L’ordonnance rendue par le juge des référés est elle-même susceptible d’un appel dans les huit jours suivant sa date, ensuite, l’arrêt d’appel est susceptible d’un pourvoi en cassation devant le Conseil d’État.

Ensuite, le recours contre le procès-verbal de saisies conservatoires, prévu à l’article L. 252 B du LFP, permet au contribuable de saisir le juge administratif des référés pour obtenir la main levée des saisies conservatoires dans les quinze jours de leur signification. 

Le juge administratif des référés va se prononcer sur le bien-fondé de la saisie conservatoire en veillant à l’existence même d’une créance dont le recouvrement serait menacé et à ce que le montant de la saisie conservatoire soit conforme au chiffre d’affaires réalisé par l’entreprise. 

Il apprécie également le préjudice causé à l’entreprise du fait de cette saisie conservatoire. 

Enfin, il vérifie que le procès-verbal des saisies conservatoires a été correctement rédigé et régulièrement notifié au contribuable. 

En revanche, le juge administratif des référés n’est pas compétent pour apprécier la forme de la saisie, la forme relève de la compétence du juge judiciaire.

Le juge administratif des référés rend une ordonnance dans les quinze jours de sa saisine, ordonnance susceptible d’appel introduit dans les mêmes conditions que celles applicables en matière de recours contre le procès-verbal de flagrance fiscale

Il est important de constater que les deux procédures de référé sont potentiellement cumulatives. Dès lors, le contribuable est autorisé à introduire de façon simultanée ou de façon très rapprochée le référé pour contester le procès-verbal de flagrance fiscale et le référé pour contester la mise en œuvre des saisies conservatoires.

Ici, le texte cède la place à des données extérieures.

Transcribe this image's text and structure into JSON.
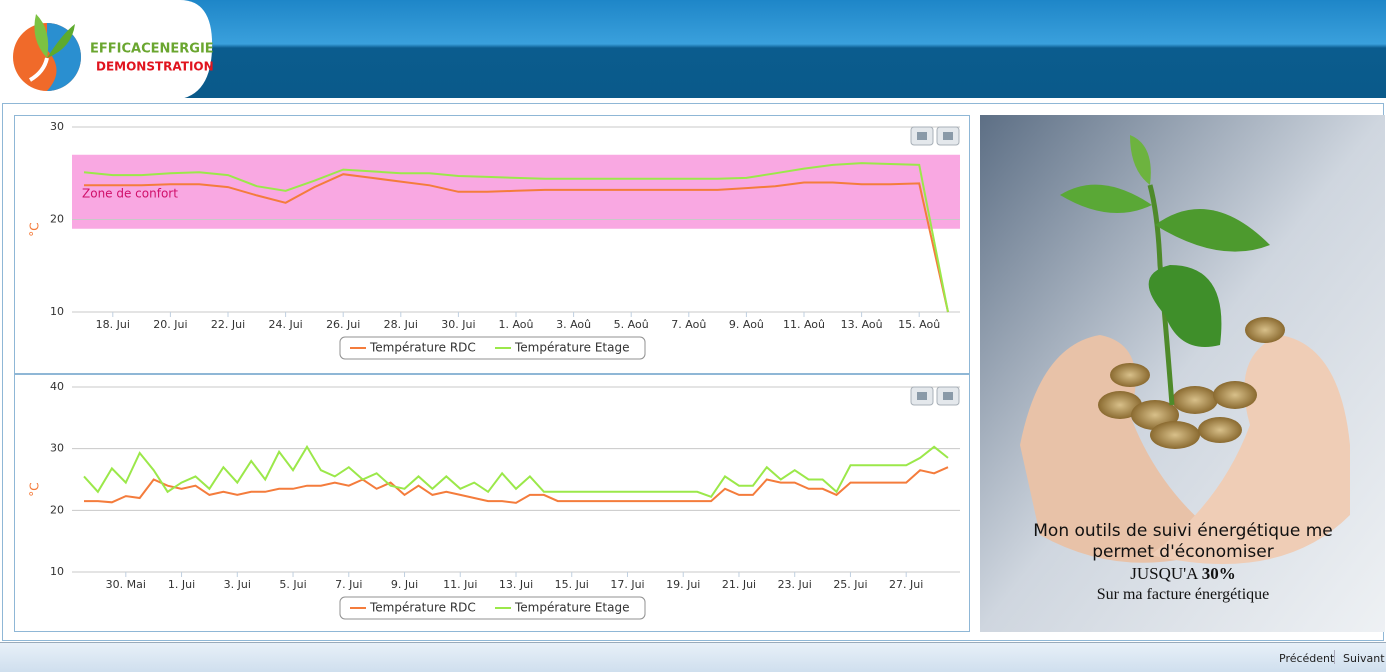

Si le juge des référés constate l’irrégularité du procès-verbal de flagrance fiscale, cela va emporter l’annulation de tous les effets de la procédure et automatiquement la main levée des saisies conservatoires.

En revanche, si le juge des référés constate l’irrégularité des saisies conservatoires, cela emporte la mainlevée immédiate des saisies conservatoires, mais il n’y aura aucune incidence sur la procédure de flagrance fiscale.

Concernant les sanctions autonomes pouvant être appliquées par l’administration fiscale, le juge administratif des référés n’est pas compétent pour se prononcer sur leur bien-fondé.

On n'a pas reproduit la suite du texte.